Home » POLSEK » BELINYU » Antisipasi Penimbunan Barang, Polsek Belinyu Cek Ketersediaan Masker dan Antiseptic di Pasaran

Antisipasi Penimbunan Barang, Polsek Belinyu Cek Ketersediaan Masker dan Antiseptic di Pasaran

TribratanewsBangka-PolresBangka, Menanggapi isu virus corona yang merebak pada akhir – akhir ini, Kapolres Bangka memerintahkan kepada Kapolsek Belinyu dan jajarannya untuk segera melakukan deteksi dan pengecekan terhadap ketersediaan masker dan antiseptic di wilayah hukumnya,kamis(05/03). Hal ini dilakukan bertujuan untuk memantau arus  distribrusi penjualan masker dan atiseptic,di wilayah hukum Polsek Belinyu.

Kapolres Bangka AKBP Aris Sulistyono, Menjelaskan pemerikasaan ini di lakukan untuk menghindari penimbunan masker dan antiseptik,di karenakan pada saat ini 2 barang tersebut menjadi pencarian banyak orang sejak marak berita virus corona.

Dari hasil pengecekan personil Polsek Belinyu Briptu Indra di Apotik-apotik seputaran kec. Belinyu misalnya di Apotik Biru, Apotik Antonius, dan Apotik Belinyu ketersediaan barang untuk masker saat ini belum ada stock lagi hal ini dikarenakan sudah 2 bulan terakhir belum ada pengiriman kembali dari distributornya, tetapi untuk antiseptic dan alcohol ketersedian stok masih ada dengan harga yang relative normal seperti biasanya.
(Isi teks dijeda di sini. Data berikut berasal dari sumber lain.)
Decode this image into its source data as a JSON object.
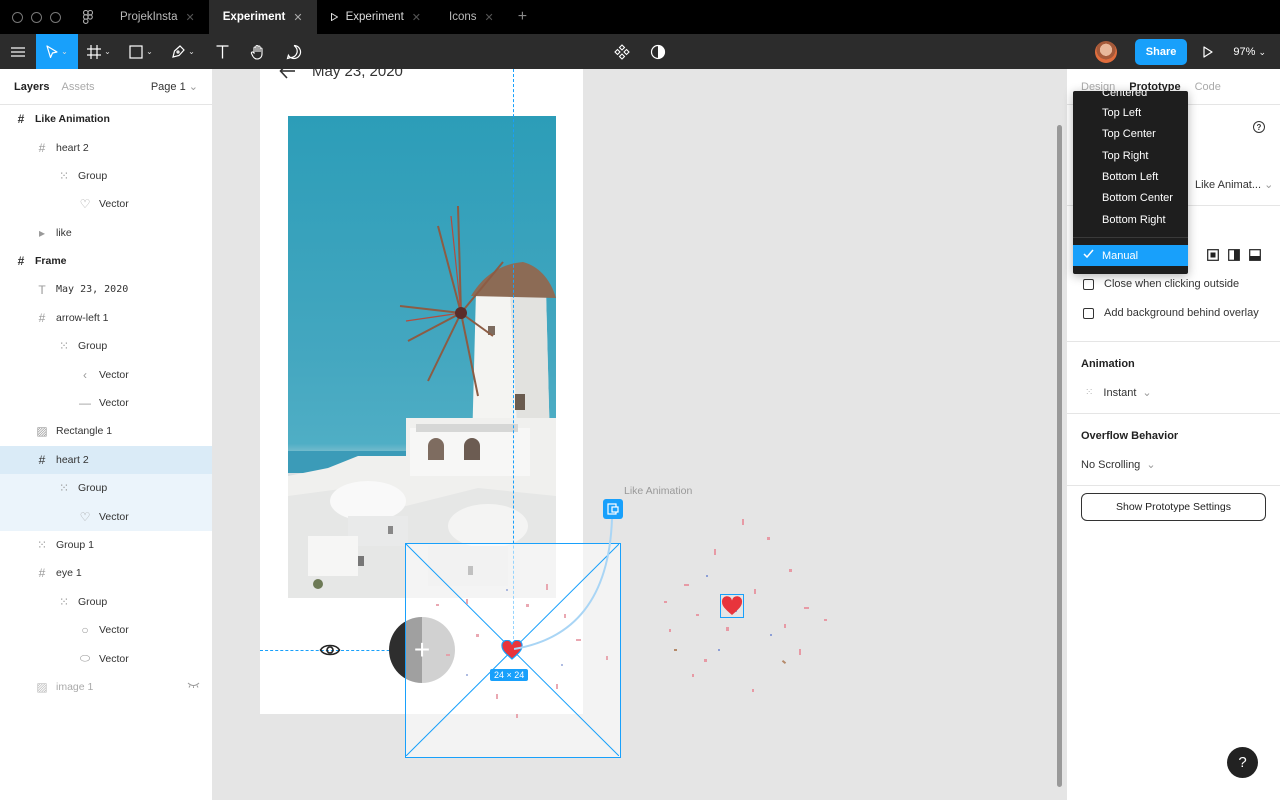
{
  "tabs": [
    {
      "label": "ProjekInsta"
    },
    {
      "label": "Experiment"
    },
    {
      "label": "Experiment"
    },
    {
      "label": "Icons"
    }
  ],
  "toolbar": {
    "share_label": "Share",
    "zoom": "97%"
  },
  "left_panel": {
    "layers_tab": "Layers",
    "assets_tab": "Assets",
    "page_label": "Page 1",
    "layers": [
      {
        "label": "Like Animation"
      },
      {
        "label": "heart 2"
      },
      {
        "label": "Group"
      },
      {
        "label": "Vector"
      },
      {
        "label": "like"
      },
      {
        "label": "Frame"
      },
      {
        "label": "May 23, 2020"
      },
      {
        "label": "arrow-left 1"
      },
      {
        "label": "Group"
      },
      {
        "label": "Vector"
      },
      {
        "label": "Vector"
      },
      {
        "label": "Rectangle 1"
      },
      {
        "label": "heart 2"
      },
      {
        "label": "Group"
      },
      {
        "label": "Vector"
      },
      {
        "label": "Group 1"
      },
      {
        "label": "eye 1"
      },
      {
        "label": "Group"
      },
      {
        "label": "Vector"
      },
      {
        "label": "Vector"
      },
      {
        "label": "image 1"
      }
    ]
  },
  "canvas": {
    "frame_title": "May 23, 2020",
    "frame_label": "Like Animation",
    "size_badge": "24 × 24",
    "accent": "#18a0fb",
    "heart_color": "#e8343c"
  },
  "right_panel": {
    "tabs": [
      "Design",
      "Prototype",
      "Code"
    ],
    "destination": "Like Animat...",
    "close_outside": "Close when clicking outside",
    "add_background": "Add background behind overlay",
    "animation_heading": "Animation",
    "animation_value": "Instant",
    "overflow_heading": "Overflow Behavior",
    "overflow_value": "No Scrolling",
    "show_settings": "Show Prototype Settings"
  },
  "dropdown": {
    "options": [
      "Centered",
      "Top Left",
      "Top Center",
      "Top Right",
      "Bottom Left",
      "Bottom Center",
      "Bottom Right",
      "Manual"
    ],
    "selected": "Manual"
  },
  "help_label": "?"
}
Contohnya di Apotik Biru anti septik Besar perbotol dengan harga Rp.98.000, begitu juga dengan Alkohol Ukuran 1 Litter perbotol dengan harga Rp.50.000,-.

Untuk Pengecekan bahan pokok di Pasar Belinyu oleh anggota hasil pengecekan di lapangan bahwa belum ada kenaikan harga dan juga pembelian bahan pokok secara skala besar. Pembelian masih normal dan tidak ada panik buying yg dilakukan masyarakat.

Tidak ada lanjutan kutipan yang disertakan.